Tuesday, June 26, 2012

Unmasked


50, a number marking time, 50 cycles of the earth rotating around the sun, a half century, half a life time (in theory) my great grandfather who I grew up with lived to 92 and my grandfather 86 on the other hand my fathers father died at the age of 52 before I was born.   50 more likely represents half a lifetime lived as an adult, maybe if one has been an adult at all.

The point of being a doppleganger was to write freely but then I would anyway under my own name.   I once was a dj for a radio station but I always wondered how many people were really listening and on the overnights I think I had at most 3 listeners, I jest, there were more but the point being why hide behind a moniker when the 4 people who read my rambles are friends who know me.

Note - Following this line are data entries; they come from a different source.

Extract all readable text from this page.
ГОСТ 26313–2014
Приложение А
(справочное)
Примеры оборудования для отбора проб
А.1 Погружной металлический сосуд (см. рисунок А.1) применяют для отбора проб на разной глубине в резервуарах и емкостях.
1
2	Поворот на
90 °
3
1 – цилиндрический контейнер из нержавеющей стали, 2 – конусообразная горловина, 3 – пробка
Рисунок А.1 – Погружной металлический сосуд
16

So without anymore mystery and without drum roll, D Richmond is one Dennis Bellone, D for Dennis and sometimes David in certain works of mine where I would provide narration on videos, Richmond for the city I was born in 50 years ago.  It’s that simple, the mask comes off and there you have it and I will continue to bang the drum or at least the occasional pot and pan.


Monday, June 25, 2012

Klaus Kinski

As a tradition I normally don't title my paintings except in private so I can remember what is what but Klaus Kinski is the title for this new work.   I somehow persist in trying to make ... I am not sure what to call it.

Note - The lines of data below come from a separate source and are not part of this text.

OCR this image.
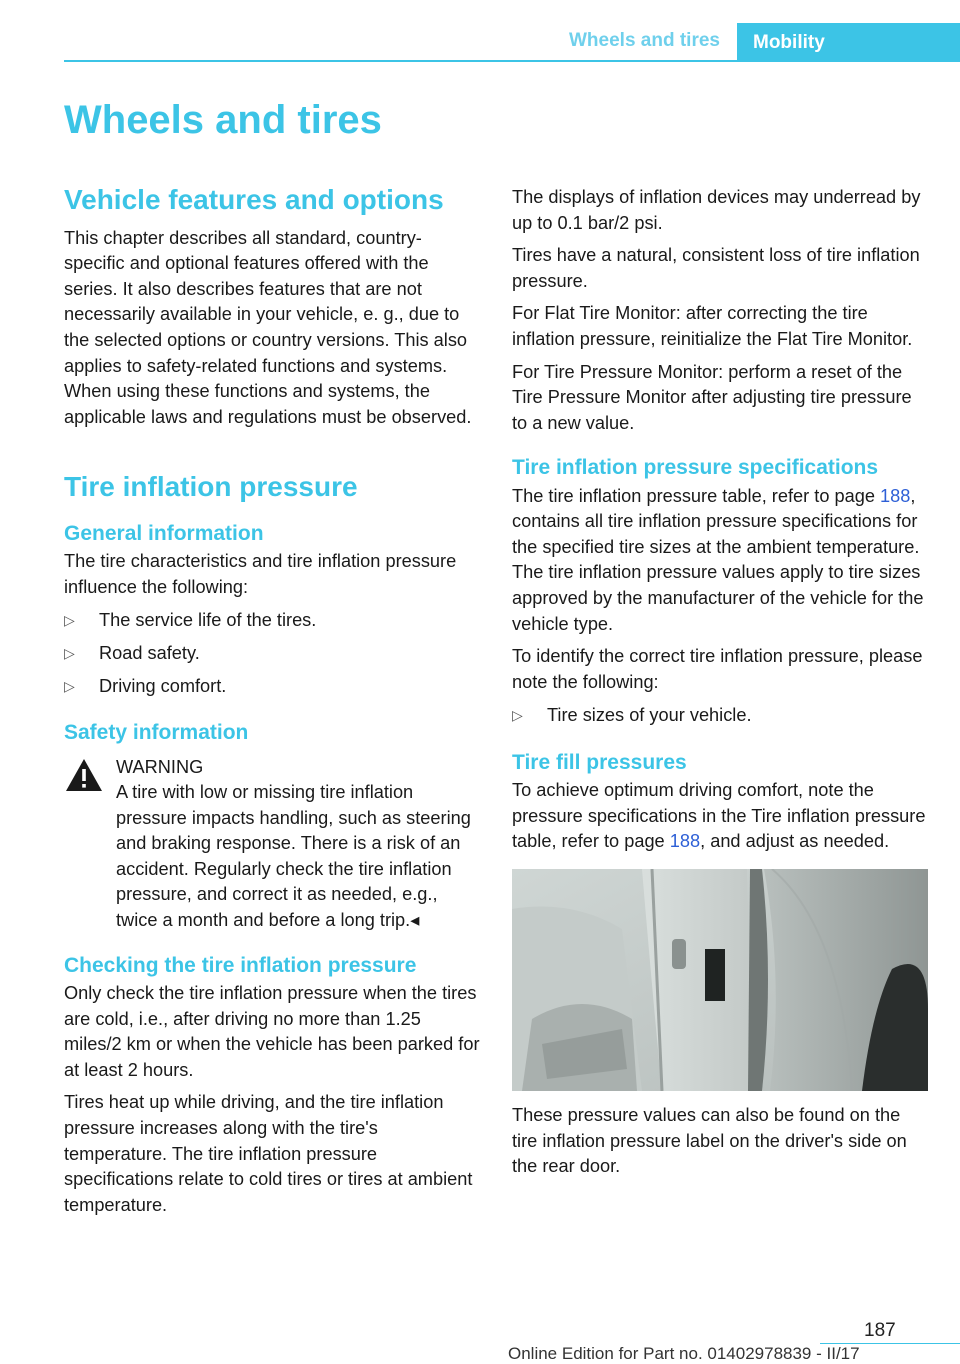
Wheels and tires	Mobility
Wheels and tires
Vehicle features and options

This chapter describes all standard, country-specific and optional features offered with the series. It also describes features that are not necessarily available in your vehicle, e. g., due to the selected options or country versions. This also applies to safety-related functions and systems. When using these functions and systems, the applicable laws and regulations must be observed.

Tire inflation pressure
General information

The tire characteristics and tire inflation pressure influence the following:

▷ The service life of the tires.
▷ Road safety.
▷ Driving comfort.
Safety information
WARNING
A tire with low or missing tire inflation pressure impacts handling, such as steering and braking response. There is a risk of an accident. Regularly check the tire inflation pressure, and correct it as needed, e.g., twice a month and before a long trip.◂
Checking the tire inflation pressure

Only check the tire inflation pressure when the tires are cold, i.e., after driving no more than 1.25 miles/2 km or when the vehicle has been parked for at least 2 hours.

Tires heat up while driving, and the tire inflation pressure increases along with the tire's temperature. The tire inflation pressure specifications relate to cold tires or tires at ambient temperature.

The displays of inflation devices may underread by up to 0.1 bar/2 psi.

Tires have a natural, consistent loss of tire inflation pressure.

For Flat Tire Monitor: after correcting the tire inflation pressure, reinitialize the Flat Tire Monitor.

For Tire Pressure Monitor: perform a reset of the Tire Pressure Monitor after adjusting tire pressure to a new value.

Tire inflation pressure specifications

The tire inflation pressure table, refer to page 188, contains all tire inflation pressure specifications for the specified tire sizes at the ambient temperature. The tire inflation pressure values apply to tire sizes approved by the manufacturer of the vehicle for the vehicle type.

To identify the correct tire inflation pressure, please note the following:

▷ Tire sizes of your vehicle.
Tire fill pressures

To achieve optimum driving comfort, note the pressure specifications in the Tire inflation pressure table, refer to page 188, and adjust as needed.

These pressure values can also be found on the tire inflation pressure label on the driver's side on the rear door.

187
Online Edition for Part no. 01402978839 - II/17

klaus kinski, oil on canvas, 6 by 5 feet

Saturday, June 23, 2012

fünfzig Jahre Freude

The Grand old age of a half century approaches.  "Fünfzig Jahre Freude" which in German translates to  50 years of joy, a title for a conceived art work that I am approaching that will encapsulate my art making activity to this point for the coming year and in which I hope to tie up various loose ends and ideas that have either occupied me outright or linger in the back of my mind.

From there?  I don't know.  But do stayed tuned as on the 26th of June the "great outing" will take place and the doppelgänger known as D Richmond will be revealed as I see little point in remaining anonymous.